The Beetle starts at $18,995 with a manual gearbox and comes standard with a split folding rear seat, aux-in for portable audio players, a leather-wrapped steering wheel, customizable 17-inch alloy wheels and an 8-speaker audio system. There are also a host of available and desirable options, including a Fender Premium Audio System. The Turbo version starts at $23,395 with the option of Volkswagen’s DSG dual clutch automatic transmission with paddle shifters. The Turbo adds to the Beetle’s standard fare with: Bluetooth technology, iPod connectivity, three color ambient lighting, larger brakes with red-painted calipers, the kaeferfach additional glovebox, sport seating surfaces, 18-inch alloy wheels, a rear spoiler, foglights, three additional dashboard gauges; and alloy pedals.

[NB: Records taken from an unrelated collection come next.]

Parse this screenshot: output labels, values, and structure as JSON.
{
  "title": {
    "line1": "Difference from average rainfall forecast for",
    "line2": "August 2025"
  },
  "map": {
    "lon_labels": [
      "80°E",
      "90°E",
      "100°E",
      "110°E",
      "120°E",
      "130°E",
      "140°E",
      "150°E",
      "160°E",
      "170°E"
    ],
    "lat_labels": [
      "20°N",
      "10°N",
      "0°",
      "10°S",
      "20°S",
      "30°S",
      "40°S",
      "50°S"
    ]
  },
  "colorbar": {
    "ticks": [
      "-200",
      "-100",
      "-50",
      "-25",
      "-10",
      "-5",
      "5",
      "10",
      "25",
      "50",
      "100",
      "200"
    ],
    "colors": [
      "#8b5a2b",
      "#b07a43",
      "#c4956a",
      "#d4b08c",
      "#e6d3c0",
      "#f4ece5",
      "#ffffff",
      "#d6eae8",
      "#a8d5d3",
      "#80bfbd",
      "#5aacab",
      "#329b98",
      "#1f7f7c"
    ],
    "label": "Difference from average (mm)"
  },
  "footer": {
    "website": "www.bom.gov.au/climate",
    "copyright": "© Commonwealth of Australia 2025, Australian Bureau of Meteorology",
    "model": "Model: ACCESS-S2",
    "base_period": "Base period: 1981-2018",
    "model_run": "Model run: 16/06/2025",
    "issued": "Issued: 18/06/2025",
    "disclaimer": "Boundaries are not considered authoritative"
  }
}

There are actually four levels of trim for the 2012 Beetle: the Beetle; 2.5 Beetle; 2.5 Beetle with sunroof, and 2.5 Beetle with sunroof, sound and Navi. The Turbo model lineup includes: Turbo; Turbo with sunroof; and Turbo with sunroof, sound and Navi. Key optional inventory offerings include: a Panoramic Roof; Fender Premium Audio System; Keyless Access with pushbutton start; Bi-Xenon headlamps; and LED daytime running lights. Safety features include: Electronic Stability Control, driver and front passenger airbags; Side-Curtain Protection airbags front and rear; and VW’s Crash Response System.
During VW’s North American 2012 Beetle launch, I was able to pilot both the Beetle and Turbo Beetle, but spending the most seat time in the Turbo version – my favorite which represented the loaded end of the spectrum and priced at $29,865 and sporting a Silver metallic exterior and Black interior.
Quite obviously my pick of the litter was the Turbo Beetle with the DSG automatic and paddle shifters, while the base model Bug performed quite satisfactorily. Both models share the same basic platform and dimensions – only the engines and rear suspensions are different.
The 2012 Beetle and Turbo Beetle are both considerably more planted than their predecessors. Acceleration is adequate in the Beetle and much more than adequate in the Turbo – not blistering off the line mind you, but should the Turbo show signs of bogging down under load, simply blipping the paddle to downshift, spools things up quite nicely.
Both the ride quality and handling characteristics are vastly improved, delivering enhanced performance qualities all around. Bottom-line, the 2012 Beetle lineup is ready and able to serve up broad smiles and greater levels of driving satisfaction.